NAP-8 — Telemetry#

Author:: Grzegorz Bokota
Created:: 2023-08-11
Resolution:: <url> (required for Accepted | Rejected | Withdrawn)
Resolved:: <date resolved, in yyyy-mm-dd format>
Status:: Draft
Type:: Standards Track
Version effective:: <version-number> (for accepted NAPs)

Abstract#

This NAP describes how telemetry would be used by the napari project and the architecture and solutions proposed to maximize the privacy of our users.

Motivation and Scope#

With the growth of napari, the standard feedback loop through napari community meetings and napari-related events at conferences has reached its capacity. Also, we collect many feature requests for which we cannot find volunteers for implementation.

To have the possibility of sustainable development of the project, we will either need to rely on paid contractors or on companies donating employee time managed by the core devs.

Both scenarios require us to provide some information about the estimated number of users to prove to potential funders that their donation/grant will be used in a valuable way.

Adding the option for monitoring plugin usage allows us to identify heavily used plugins and try to establish cooperation with their maintainers to reduce the probability that the plugin will not be ready for a new napari release. Such monitoring could contain not only the list of installed plugins but also which commands and contributions are used most often.

Also collecting information about data types and their size will provide valuable information about the typical use cases of napari.

Still, users need to be able to opt out of such monitoring, and adjust the level of detail of the information that is sent to the napari server. Each time when we update the collected data, we should inform users about the changes and provide them with the possibility to opt out of telemetry.

Users could also provide a temporary agreement for sending telemetry. Then after a given period of time, the dialog with question will be shown again.

Detailed Description#

napari-telemetry will be a package responsible for collecting and sending telemetry data to the napari server. It will be installed after user confirmation. It will contain callbacks for data collection, and utils for storage and sending. Also, this package will contain utils for validating if the user has agreed to telemetry.

In the main package, there is a need to add code to ask users if they want to enable telemetry.
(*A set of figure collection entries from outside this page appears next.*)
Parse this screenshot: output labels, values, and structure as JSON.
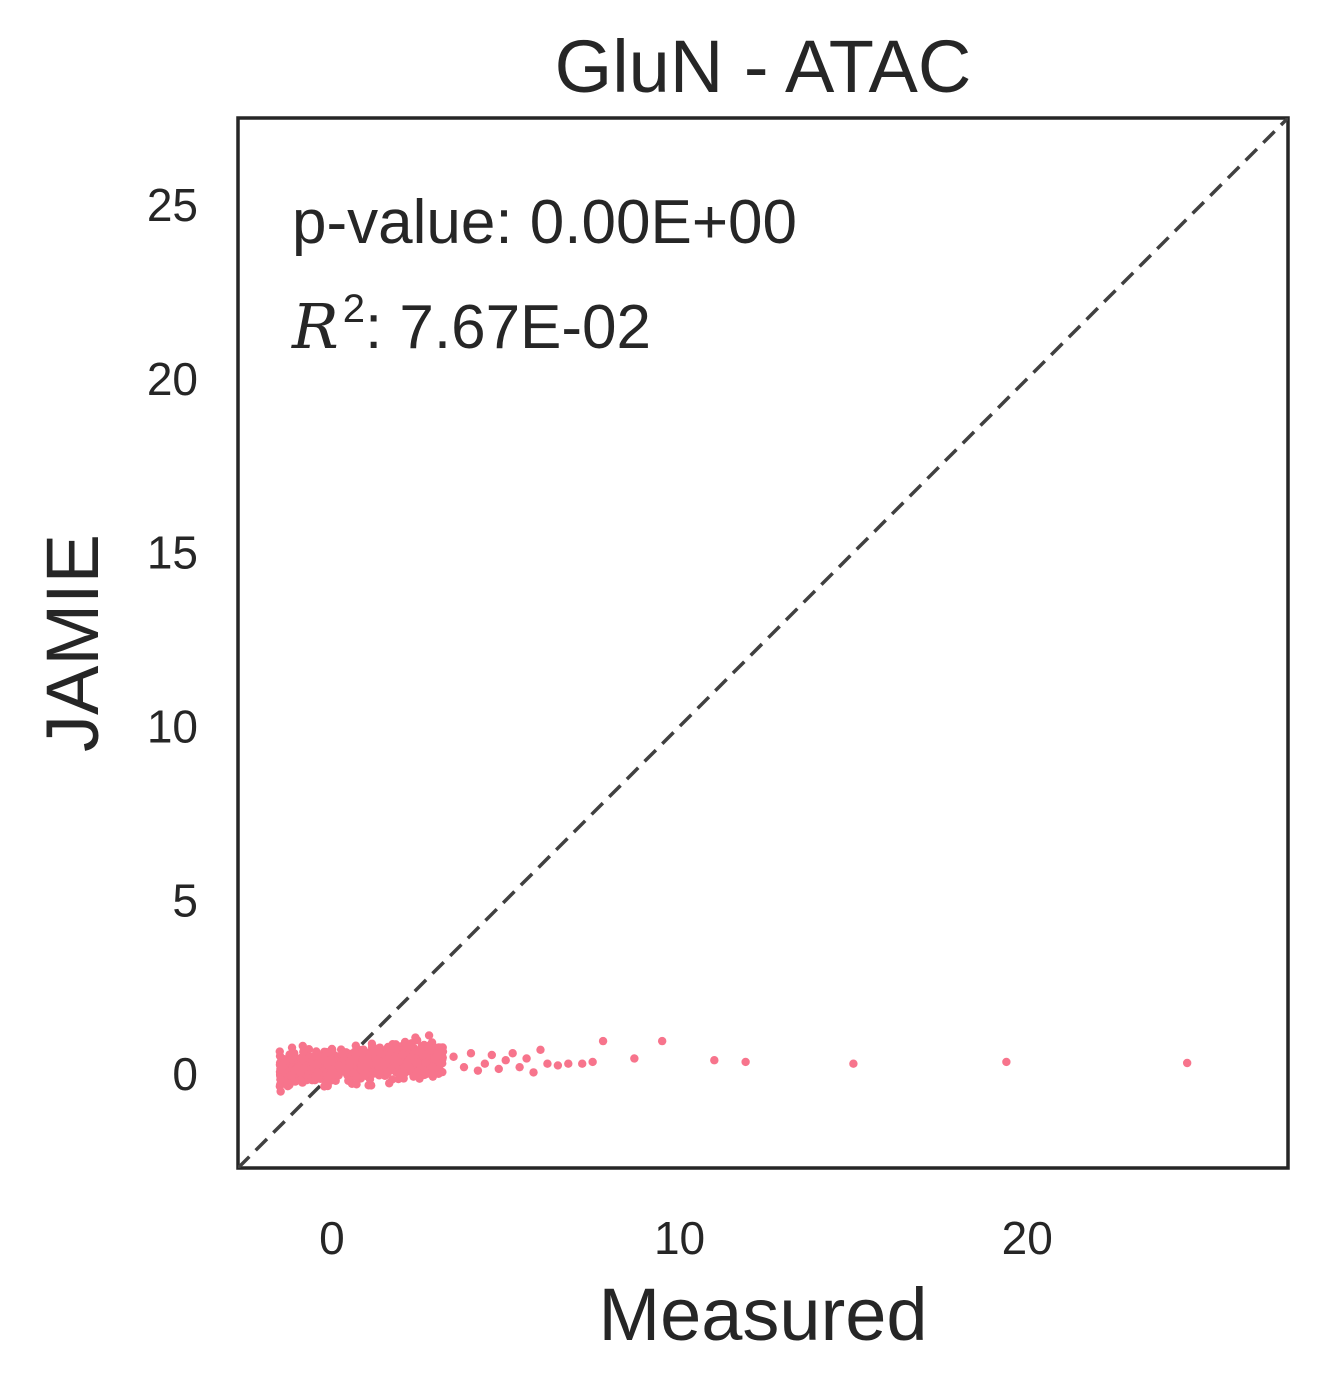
{
  "chart_data": {
    "type": "scatter",
    "title": "GluN - ATAC",
    "xlabel": "Measured",
    "ylabel": "JAMIE",
    "xlim": [
      -2.7,
      27.5
    ],
    "ylim": [
      -2.7,
      27.5
    ],
    "xticks": [
      0,
      10,
      20
    ],
    "yticks": [
      0,
      5,
      10,
      15,
      20,
      25
    ],
    "grid": false,
    "annotations": {
      "pvalue_label": "p-value: 0.00E+00",
      "r2_symbol": "R",
      "r2_exponent": "2",
      "r2_value": ": 7.67E-02"
    },
    "reference_line": {
      "style": "dashed",
      "color": "#404040",
      "x": [
        -2.7,
        27.5
      ],
      "y": [
        -2.7,
        27.5
      ]
    },
    "marker_color": "#f7748c",
    "cluster": {
      "description_values": "dense cluster of points",
      "x_range": [
        -1.5,
        3.2
      ],
      "y_range": [
        -0.5,
        1.3
      ],
      "count": 900
    },
    "points": [
      {
        "x": 3.5,
        "y": 0.5
      },
      {
        "x": 3.8,
        "y": 0.2
      },
      {
        "x": 4.0,
        "y": 0.6
      },
      {
        "x": 4.2,
        "y": 0.1
      },
      {
        "x": 4.4,
        "y": 0.3
      },
      {
        "x": 4.6,
        "y": 0.55
      },
      {
        "x": 4.8,
        "y": 0.15
      },
      {
        "x": 5.0,
        "y": 0.4
      },
      {
        "x": 5.2,
        "y": 0.6
      },
      {
        "x": 5.4,
        "y": 0.2
      },
      {
        "x": 5.6,
        "y": 0.45
      },
      {
        "x": 5.8,
        "y": 0.05
      },
      {
        "x": 6.0,
        "y": 0.7
      },
      {
        "x": 6.2,
        "y": 0.3
      },
      {
        "x": 6.5,
        "y": 0.25
      },
      {
        "x": 6.8,
        "y": 0.3
      },
      {
        "x": 7.2,
        "y": 0.3
      },
      {
        "x": 7.5,
        "y": 0.35
      },
      {
        "x": 7.8,
        "y": 0.95
      },
      {
        "x": 8.7,
        "y": 0.45
      },
      {
        "x": 9.5,
        "y": 0.95
      },
      {
        "x": 11.0,
        "y": 0.4
      },
      {
        "x": 11.9,
        "y": 0.35
      },
      {
        "x": 15.0,
        "y": 0.3
      },
      {
        "x": 19.4,
        "y": 0.35
      },
      {
        "x": 24.6,
        "y": 0.32
      }
    ]
  }
}
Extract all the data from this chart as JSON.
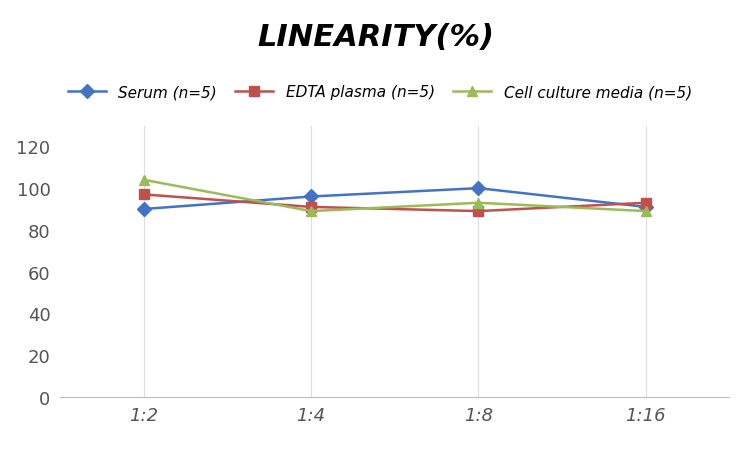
{
  "title": "LINEARITY(%)",
  "x_labels": [
    "1:2",
    "1:4",
    "1:8",
    "1:16"
  ],
  "x_positions": [
    0,
    1,
    2,
    3
  ],
  "series": [
    {
      "name": "Serum (n=5)",
      "values": [
        90,
        96,
        100,
        91
      ],
      "color": "#4472C4",
      "marker": "D",
      "linewidth": 1.8
    },
    {
      "name": "EDTA plasma (n=5)",
      "values": [
        97,
        91,
        89,
        93
      ],
      "color": "#C0504D",
      "marker": "s",
      "linewidth": 1.8
    },
    {
      "name": "Cell culture media (n=5)",
      "values": [
        104,
        89,
        93,
        89
      ],
      "color": "#9BBB59",
      "marker": "^",
      "linewidth": 1.8
    }
  ],
  "ylim": [
    0,
    130
  ],
  "yticks": [
    0,
    20,
    40,
    60,
    80,
    100,
    120
  ],
  "grid_color": "#DDDDDD",
  "background_color": "#FFFFFF",
  "title_fontsize": 22,
  "legend_fontsize": 11,
  "tick_fontsize": 13
}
This code should be executed only once per environment.

Telemetry should contain the following ways to disable it:

Disable in settings
Uninstall napari-telemetry package
Environment variable NAPARI_TELEMETRY=0
System-wide disablement, e.g., via firewall filtering for hpc or other environments.

The user should be able to adjust the telemetry level of detail. The following levels are proposed:

none - no telemetry is collected
basic - information about the napari version, python version, OS, and CPU architecture is collected, and if it is the first report by the user. There is also a user identifier created based on computer details that will be regenerated each week to prevent tracking the user, but allow us to accurately gauge individual user numbers.
middle - same as in basic plus information about the list of installed plugins and their versions are also collected. We take care to not collect data about plugins that are not intended to be public, so we will only collect information about plugins searchable as using plugin dialog or napari hub. We also will not collect information about plugins that are installed in a non-stable version.
full - same as in middle plus collects information about plugin usage by binding to app-model and logging plugin commands used. Additionally basic information about data like types (np.ndarray, dask.array, zarr.Array, etc.) and its size will be collected.

There should be a visible indicator that telemetry is enabled (for example, on the status bar).

The second part of this work should be to set up the server to collect telemetry data. After collecting data, it should provide a basic public dashboard that will allow the community to see aggregated information.

We propose the following data retention policy:

Up to 2 weeks for logs.
Up to 2 months of raw data (1 month of collection, then aggregation and time to validate aggregated data).
Infinite of aggregated data.

Privacy assessment#

During the preparation of this NAP, we assume that none of the collected data will be presented in a form that allows to identify a single user or identify a research area of user. We also select a set of data that will be collected to minimize the possibility of revealing sensitive data. However, it is impossible to guarantee that it will not be possible to identify a single user (for example, by checking installed plugin combinations).

Because of this, we propose to not publish raw data and only show aggregated results. The aggregation will be performed using scripts. Napari core devs will access raw data only if there are errors in the aggregation process.

We also will publish a list of endpoints for each level of telemetry, so the given level of telemetry could be blocked on the organization level (for example, by the rule on the firewall).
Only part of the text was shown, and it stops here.